Scott: “When I first saw Green Room, Jeremy Saulnier’s smart and nasty thriller about a rock band that falls afoul of a gang of Nazi punks in the Pacific Northwest, I thought it was maybe a bit hyperbolic. That was in 2016. Now, if anything, the movie seems understated. From the vantage point of 2017, Mr. Saulnier’s white supremacists seem to belong less to an isolated, marginal subculture than to a much larger and more powerful tendency in American society. Your invocation of The Birth of a Nation -- a movie that counted the president of the United States, Woodrow Wilson, among its earliest fans -- is a reminder that white supremacy is part of the heritage of Hollywood, which is to say of the American mainstream..."
The white Dargis replied with criticism of two female directors for not making the kind of movie she wanted: “Seriously, white people just need to do better -- we do, people at this paper do, the movie industry does. Ms. Bigelow takes on racial violence in Detroit, but while she fills her images with suffering black men, she underscores personal rather than institutional white racism and largely omits black resistance, which is bizarre for a story set in 1967. Like many (most) white directors, Sofia Coppola simply elides race, which makes its absence in her Civil War drama The Beguiled more blatant. That said, each director has revisited an American historical trauma -- one with murdered black men, the other with forgotten white women -- that the mainstream rarely bothers with.”

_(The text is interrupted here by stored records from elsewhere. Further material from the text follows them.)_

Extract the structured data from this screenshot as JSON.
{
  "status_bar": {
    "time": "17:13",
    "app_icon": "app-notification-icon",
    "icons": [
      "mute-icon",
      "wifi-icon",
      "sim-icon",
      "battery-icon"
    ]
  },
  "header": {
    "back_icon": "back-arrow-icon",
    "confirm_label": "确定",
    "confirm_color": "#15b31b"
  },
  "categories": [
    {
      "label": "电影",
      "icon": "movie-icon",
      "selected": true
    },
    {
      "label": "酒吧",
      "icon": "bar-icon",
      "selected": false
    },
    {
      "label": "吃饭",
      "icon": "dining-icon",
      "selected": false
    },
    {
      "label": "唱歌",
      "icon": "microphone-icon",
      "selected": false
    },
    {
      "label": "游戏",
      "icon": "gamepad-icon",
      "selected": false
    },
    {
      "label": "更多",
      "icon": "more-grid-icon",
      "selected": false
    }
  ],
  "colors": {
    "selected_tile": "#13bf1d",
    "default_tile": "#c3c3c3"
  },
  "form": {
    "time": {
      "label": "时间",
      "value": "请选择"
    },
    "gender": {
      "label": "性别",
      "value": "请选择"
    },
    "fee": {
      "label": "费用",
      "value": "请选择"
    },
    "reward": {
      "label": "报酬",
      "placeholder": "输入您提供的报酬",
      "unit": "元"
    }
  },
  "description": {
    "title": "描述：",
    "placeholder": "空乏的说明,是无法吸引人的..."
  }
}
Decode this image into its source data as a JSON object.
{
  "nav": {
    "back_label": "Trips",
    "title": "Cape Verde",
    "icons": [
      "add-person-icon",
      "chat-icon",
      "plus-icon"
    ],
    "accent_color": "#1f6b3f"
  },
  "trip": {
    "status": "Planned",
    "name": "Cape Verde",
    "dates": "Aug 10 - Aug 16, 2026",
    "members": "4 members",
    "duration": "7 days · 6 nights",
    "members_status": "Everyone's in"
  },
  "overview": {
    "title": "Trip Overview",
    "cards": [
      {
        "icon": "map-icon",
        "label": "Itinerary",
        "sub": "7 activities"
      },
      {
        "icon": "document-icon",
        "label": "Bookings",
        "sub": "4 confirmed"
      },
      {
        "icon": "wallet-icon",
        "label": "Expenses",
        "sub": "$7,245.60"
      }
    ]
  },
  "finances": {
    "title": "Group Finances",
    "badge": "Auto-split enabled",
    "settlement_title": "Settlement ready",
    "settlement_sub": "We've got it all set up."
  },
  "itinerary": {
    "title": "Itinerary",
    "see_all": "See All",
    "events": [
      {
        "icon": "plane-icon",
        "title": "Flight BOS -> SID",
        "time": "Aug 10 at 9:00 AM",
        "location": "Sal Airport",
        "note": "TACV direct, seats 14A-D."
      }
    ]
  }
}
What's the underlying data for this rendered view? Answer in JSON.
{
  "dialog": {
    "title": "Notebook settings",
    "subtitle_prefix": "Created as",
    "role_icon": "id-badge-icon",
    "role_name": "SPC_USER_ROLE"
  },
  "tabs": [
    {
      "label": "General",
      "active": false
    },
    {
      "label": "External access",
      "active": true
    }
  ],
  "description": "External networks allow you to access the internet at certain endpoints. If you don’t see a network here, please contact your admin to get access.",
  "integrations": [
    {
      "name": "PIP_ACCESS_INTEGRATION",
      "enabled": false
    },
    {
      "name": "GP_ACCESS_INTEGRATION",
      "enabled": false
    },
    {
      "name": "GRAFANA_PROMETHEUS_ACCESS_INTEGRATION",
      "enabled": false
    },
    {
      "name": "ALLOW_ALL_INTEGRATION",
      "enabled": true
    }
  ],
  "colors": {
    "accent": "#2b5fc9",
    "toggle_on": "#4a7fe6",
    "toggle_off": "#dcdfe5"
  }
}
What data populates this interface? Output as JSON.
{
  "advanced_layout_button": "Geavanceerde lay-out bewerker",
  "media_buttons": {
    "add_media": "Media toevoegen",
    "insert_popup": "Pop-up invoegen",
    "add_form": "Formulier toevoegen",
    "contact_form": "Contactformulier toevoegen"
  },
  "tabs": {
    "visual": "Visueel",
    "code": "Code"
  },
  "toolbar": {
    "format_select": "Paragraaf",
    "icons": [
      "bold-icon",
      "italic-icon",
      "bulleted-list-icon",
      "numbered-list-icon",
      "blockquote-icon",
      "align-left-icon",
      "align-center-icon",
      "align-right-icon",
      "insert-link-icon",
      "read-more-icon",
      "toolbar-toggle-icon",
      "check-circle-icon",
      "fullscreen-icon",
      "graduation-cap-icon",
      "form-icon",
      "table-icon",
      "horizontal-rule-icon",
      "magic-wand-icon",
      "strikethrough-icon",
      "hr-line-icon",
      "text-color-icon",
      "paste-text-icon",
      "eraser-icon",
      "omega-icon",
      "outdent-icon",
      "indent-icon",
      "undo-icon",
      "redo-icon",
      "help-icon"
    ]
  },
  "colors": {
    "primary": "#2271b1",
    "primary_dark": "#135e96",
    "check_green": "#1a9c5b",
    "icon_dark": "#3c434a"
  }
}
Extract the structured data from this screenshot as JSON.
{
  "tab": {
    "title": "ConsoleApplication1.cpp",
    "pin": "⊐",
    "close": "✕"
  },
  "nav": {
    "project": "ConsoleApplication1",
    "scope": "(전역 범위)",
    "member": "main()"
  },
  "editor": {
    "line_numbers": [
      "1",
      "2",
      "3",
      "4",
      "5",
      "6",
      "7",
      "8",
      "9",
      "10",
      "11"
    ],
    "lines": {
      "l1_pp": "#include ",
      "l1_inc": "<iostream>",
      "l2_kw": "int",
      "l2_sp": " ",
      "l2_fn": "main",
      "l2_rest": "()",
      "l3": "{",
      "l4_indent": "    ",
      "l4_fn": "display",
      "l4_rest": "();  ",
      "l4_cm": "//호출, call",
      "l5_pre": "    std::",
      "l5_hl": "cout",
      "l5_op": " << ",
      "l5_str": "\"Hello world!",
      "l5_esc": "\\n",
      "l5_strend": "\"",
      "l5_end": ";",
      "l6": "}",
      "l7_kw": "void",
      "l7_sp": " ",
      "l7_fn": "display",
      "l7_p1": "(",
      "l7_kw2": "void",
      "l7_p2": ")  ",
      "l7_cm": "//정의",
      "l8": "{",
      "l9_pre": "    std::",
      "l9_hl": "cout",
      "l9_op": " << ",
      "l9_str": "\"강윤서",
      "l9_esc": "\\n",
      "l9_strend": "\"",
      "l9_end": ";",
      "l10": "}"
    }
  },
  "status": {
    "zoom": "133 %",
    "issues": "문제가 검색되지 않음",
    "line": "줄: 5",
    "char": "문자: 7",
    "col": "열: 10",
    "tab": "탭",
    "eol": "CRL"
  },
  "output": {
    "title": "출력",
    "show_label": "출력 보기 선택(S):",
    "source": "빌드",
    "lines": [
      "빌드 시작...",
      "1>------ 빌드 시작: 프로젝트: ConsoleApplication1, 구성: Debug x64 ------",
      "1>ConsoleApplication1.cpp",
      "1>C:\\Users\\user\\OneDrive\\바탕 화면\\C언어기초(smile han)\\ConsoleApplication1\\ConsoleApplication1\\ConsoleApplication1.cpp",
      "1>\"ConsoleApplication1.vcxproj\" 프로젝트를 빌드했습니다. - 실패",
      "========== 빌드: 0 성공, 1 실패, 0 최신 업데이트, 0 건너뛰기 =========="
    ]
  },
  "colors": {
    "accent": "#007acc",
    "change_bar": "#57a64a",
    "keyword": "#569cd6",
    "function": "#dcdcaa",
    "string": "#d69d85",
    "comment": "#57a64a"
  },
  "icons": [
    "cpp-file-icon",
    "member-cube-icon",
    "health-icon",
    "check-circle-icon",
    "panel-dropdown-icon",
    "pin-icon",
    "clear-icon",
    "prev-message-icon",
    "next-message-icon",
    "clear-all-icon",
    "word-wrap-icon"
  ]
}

FYI: The original 1971 Beguiled (directed by Clint Eastwood) had no black characters either.
One slightly interesting exchange occurred when Scott lamented the “anti-democratic” ethos of superhero movies: “Recycling is one thing American movies know how to do. It’s not only with respect to race that Hollywood remains trapped in old ideas and stale forms -- in narrative paradigms that look increasingly dubious in the light of current events. The dominant genre of the 21st century so far has been the superhero movie, with an ethos (and often a fan base) that is fundamentally anti-democratic. The institutions of government (with the occasional and ideologically significant exception of the municipal police department) are venal and incompetent. Their civic functions are better left to rich guys, ultrapowerful mutants or off-the-books paramilitaries made up of industrialists, military officers and demigods. Meanwhile, the public is entirely disempowered, cowering in fear of evil intruders or whipped up into a frenzy by unscrupulous demagogues. The hero alone can save them.”
Dargis rejoinded: “True, except that much of what you’ve described -- the individual hero, the anti-democratic spirit and the failed, at times corrupt government institutions -- have given us some of the greatest American movies ever made. The loner detective, the romantic gangster, the unethical institutions and the neighbors who instantly turn into a mob: Our movies are as contradictory as the people making, watching and reviewing them.”
The Godfather trilogy comes to mind.
For a president who reigned a generation ago, Ronald Reagan pops up surprisingly often when these two start talking about movies, invariably as a villain. It happened again, as Dargis spouted: "In many ways, the superhero movie puts a mystical cape on recycled bits from other popular genres, but with a hero as supersize as the rest of the country. The superhero movie is also the perfect delivery system for free-market ideas -- one that trumpets competition but has led to monopolies -- that Ronald Reagan exalted in his 1981 inaugural address, the one in which he said “government is not the solution to our problem; government is the problem."
Dargis concluded: "We need to open up how we talk about movies, find a way to write about inclusion that isn’t prescriptive but makes room for uncomfortable conversations, including about revered white, male auteurs.”
Watch out Orson Welles, Dargis is coming for you!